I spoke to a mum who went back to her corporate job (that she loved!) after a few weeks of giving birth to her first child and then again just a week or so after her second child. She confirmed my theory because she explained that she could work from her sofa doing tasks she enjoyed without the pressure of deadlines. She was planning to take a year off but practically begged her company for work sooner when she realised how bored she was.
When I spoke to some fellow female founders they said that whilst they enjoyed the overall creativity their work bought them at this time, they sometimes felt they weren’t putting their best selves out there. When so much of you goes into a brand or a business it can be hard to show up with 100% energy all of the time. One founder reminisces “ I remember recording videos of myself for Instagram marketing of my business and the baby either crying or me hating how I looked”.
Another founder who said she loved working on her business during mat leave described it as ‘just as well’ because there’s no company maternity pay when you are working for yourself. Therefore, it can be hard to totally switch off for months because you don’t want to lose existing clients or miss out on new ones.
A friend who studied for an MBA during her maternity leave said she wouldn’t change a thing stating that ‘the gender pay gap is real! So many women drop out of the workplace because they are too tired / overwhelmed to work all day and take care of the family the rest of the time or resent their whole paycheck going towards childcare but make the investment now because it's hard to make up lost career years’.
For a lot of high achieving and ambitious women maternity leave can be the first time they’ve slowed down since starting work. When I say slowed down, they are still working around the clock to care for their child but perhaps they aren’t rushing from meeting to meeting or using their minds quite so strategically. It can be an opportunity to take stock of what you enjoy in your career, think about whether your role or your company still align with your values (which no doubt might shift slightly anyway after children).

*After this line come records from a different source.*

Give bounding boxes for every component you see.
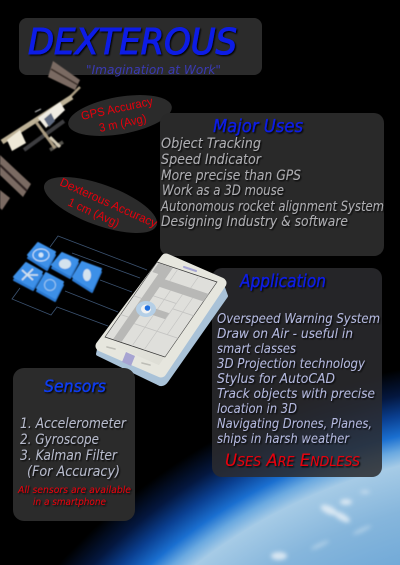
location marker — [136, 301, 156, 317]
phone side — [98, 285, 226, 384]
text block: application list: Track objects with precise — [217, 386, 375, 402]
title: DEXTEROUS — [28, 22, 237, 63]
note: smartphone sensors: in a smartphone — [33, 497, 106, 508]
text block: application list: Stylus for AutoCAD — [217, 371, 335, 387]
key 5 — [37, 273, 63, 301]
text block: sensors list — [20, 416, 127, 480]
panel: sensors — [13, 368, 135, 521]
phone body — [101, 259, 221, 372]
callout: uses are endless: USES ARE ENDLESS — [225, 451, 360, 471]
icon: space station — [0, 61, 80, 210]
text block: application list: 3D Projection technology — [217, 356, 366, 372]
text block: major uses list: Designing Industry & software — [161, 214, 348, 230]
text block: application list: Navigating Drones, Planes, — [217, 416, 372, 432]
icon: smartphone with map — [98, 259, 226, 384]
text block: application list: smart classes — [217, 341, 296, 357]
text block: major uses list: Work as a 3D mouse — [162, 183, 284, 199]
panel: major uses — [160, 113, 384, 256]
text block: sensors list: (For Accuracy) — [27, 464, 120, 480]
text block: application list: ships in harsh weather — [217, 431, 350, 447]
heading: major uses: Major Uses — [213, 116, 303, 137]
key 1 — [28, 243, 55, 270]
earth horizon — [0, 300, 400, 565]
key 4 — [14, 263, 42, 290]
callout: Dexterous accuracy: 1 cm (Avg) — [66, 195, 122, 230]
note: smartphone sensors: All sensors are available — [17, 485, 131, 496]
text block: application list: Overspeed Warning System — [217, 311, 380, 327]
speaker — [184, 267, 196, 271]
home button — [122, 352, 135, 366]
text block: application list: Draw on Air - useful in — [217, 326, 353, 342]
text block: sensors list: 1. Accelerometer — [20, 416, 127, 432]
panel: application — [212, 268, 382, 477]
text block: major uses list — [160, 136, 384, 230]
panel: title — [19, 18, 262, 75]
callout: GPS accuracy — [65, 88, 175, 143]
key 2 — [52, 253, 78, 278]
callout: GPS accuracy: GPS Accuracy — [80, 94, 154, 123]
text block: major uses list: More precise than GPS — [161, 168, 301, 184]
callout: GPS accuracy: 3 m (Avg) — [98, 111, 148, 135]
text block: sensors list: 3. Kalman Filter — [20, 448, 118, 464]
text block: application list — [217, 311, 380, 447]
heading: application: Application — [239, 271, 326, 292]
icon: sensor keys — [14, 243, 101, 301]
note: smartphone sensors — [17, 485, 131, 508]
text block: application list: location in 3D — [217, 401, 297, 417]
text block: major uses list: Speed Indicator — [161, 152, 262, 168]
callout: Dexterous accuracy — [37, 165, 164, 245]
callout: Dexterous accuracy: Dexterous Accuracy — [58, 175, 159, 230]
heading: sensors: Sensors — [44, 377, 106, 397]
text block: major uses list: Object Tracking — [161, 136, 261, 152]
soft keys — [107, 347, 150, 365]
key 3 — [73, 262, 101, 292]
phone screen with map — [105, 262, 217, 357]
connector lines — [12, 236, 147, 326]
tagline: "Imagination at Work" — [86, 62, 221, 77]
text block: sensors list: 2. Gyroscope — [20, 432, 99, 448]
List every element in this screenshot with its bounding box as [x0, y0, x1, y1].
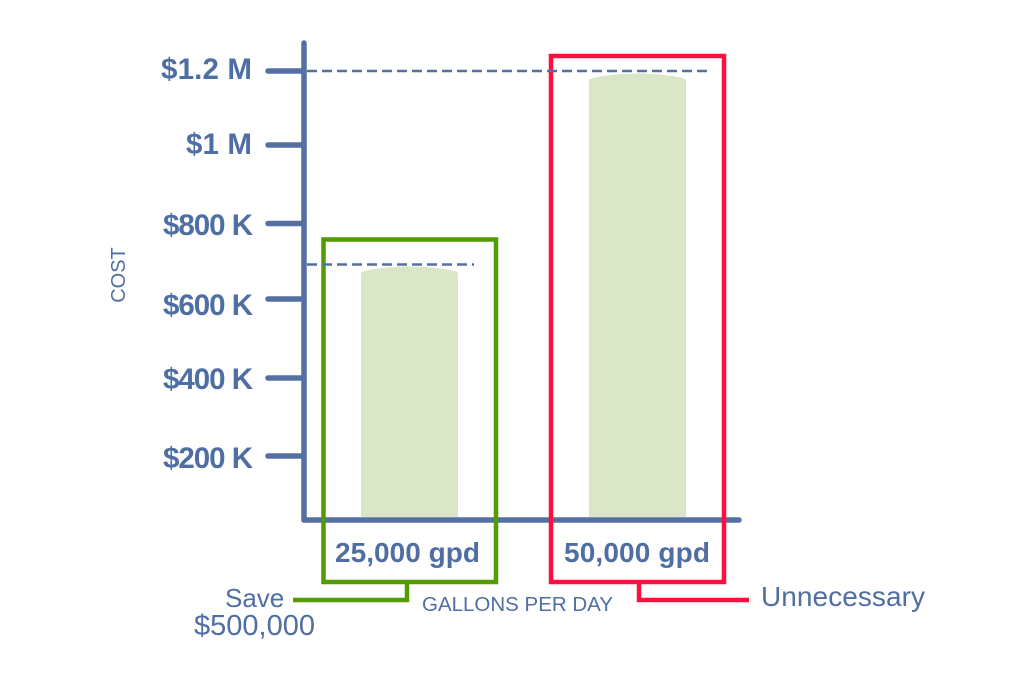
green highlight box with connector — [293, 240, 496, 600]
y axis title: COST — [108, 247, 130, 303]
red highlight box with connector — [551, 56, 749, 600]
category label: 50,000 gpd: 50,000 gpd — [564, 537, 710, 568]
category label: 25,000 gpd: 25,000 gpd — [335, 537, 480, 568]
y axis labels: $600 K — [163, 289, 254, 322]
callout: save: $500,000 — [194, 610, 315, 642]
callout: save: Save — [225, 583, 284, 613]
x axis title: GALLONS PER DAY — [422, 593, 613, 616]
y axis labels — [161, 53, 254, 475]
y axis with ticks — [268, 43, 304, 520]
y axis labels: $800 K — [163, 209, 254, 242]
dashed line: 1.2 M — [307, 70, 708, 72]
bar: 25,000 gpd — [361, 266, 458, 517]
bar: 50,000 gpd — [589, 74, 686, 517]
dashed line: 25,000 gpd cost — [307, 263, 474, 266]
y axis labels: $1 M — [186, 128, 252, 161]
x axis — [304, 517, 739, 523]
y axis labels: $1.2 M — [161, 53, 252, 86]
y axis labels: $200 K — [163, 442, 254, 475]
callout: save — [194, 583, 315, 642]
y axis labels: $400 K — [163, 363, 254, 396]
callout: unnecessary: Unnecessary — [761, 581, 925, 612]
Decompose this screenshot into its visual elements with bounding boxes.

Perhaps it’s the crowd I keep now but I’m noticing more and more women starting their own businesses after children or going freelance. Sure, sometimes it can be out of a need to create a more flexible lifestyle around their care duties (that their previous career couldn’t) but even so, I love connecting with these women who have found a way to turn their passions into profit.
And of course, you can be ambitious and smart and creative and not want to do anything but be with your baby during maternity leave. As this experience called motherhood has taught me, there’s no one size fits all. For the women who choose to take just a few weeks off from their corporate job please make sure you hire / ask for the help and support. Women are pretty amazing but we are only human after all.
Greg’s response
Zoe has an unparalleled work ethic and watching her battle this need to be productive and challenged from a work point of view and be a mother is a constant theme in our relationship. The anxiety of not making an impact or losing your edge due to lack of challenge is real for sure, and I hear this from a lot of dads too. On my extended paternity leave, the best advice I received from a close friend was not to set overly ambitious goals for yourself as parenthood is the priority in the early days. I like Zoe’s addition that its about being compassionate with yourself and not putting unnecessary deadlines or pressure on the work output until you have got comfortable with your new routine.
Which brings me to the final observation, work was a huge part of Zoe and my identity. Parenthood shifted that. It wasn't a desire to work less, but to have more freedom and emotional permission to change our mind on what we did as we learned our new identities. That made us way more open to opportunities like founding MoveThru.
TAKEAWAYS:
If you do want to work during your maternity leave whilst simultaneously looking after your child try to do things that don’t have a time restraint / deadline. That way you can work or create when you feel on good form without the pressure of being at your best.
When you do feel good do not skip a beat. Work, exercise or do whatever it is you need to do as this time can be so unreliable. You’ve got to take the opportunities when they come!
Guess what, you can do a bit of everything and see if you like it. That’s the beauty of this life, most things are two way door decisions. Signed up to a short course but finding it too overwhelming? Don’t punish yourself - come back to it when you feel more yourself. Expected to love the chilled pace of maternity leave but bored out of your mind? Cool, start that side hustle you always dreamed of. You can literally do WHATEVER YOU WANT.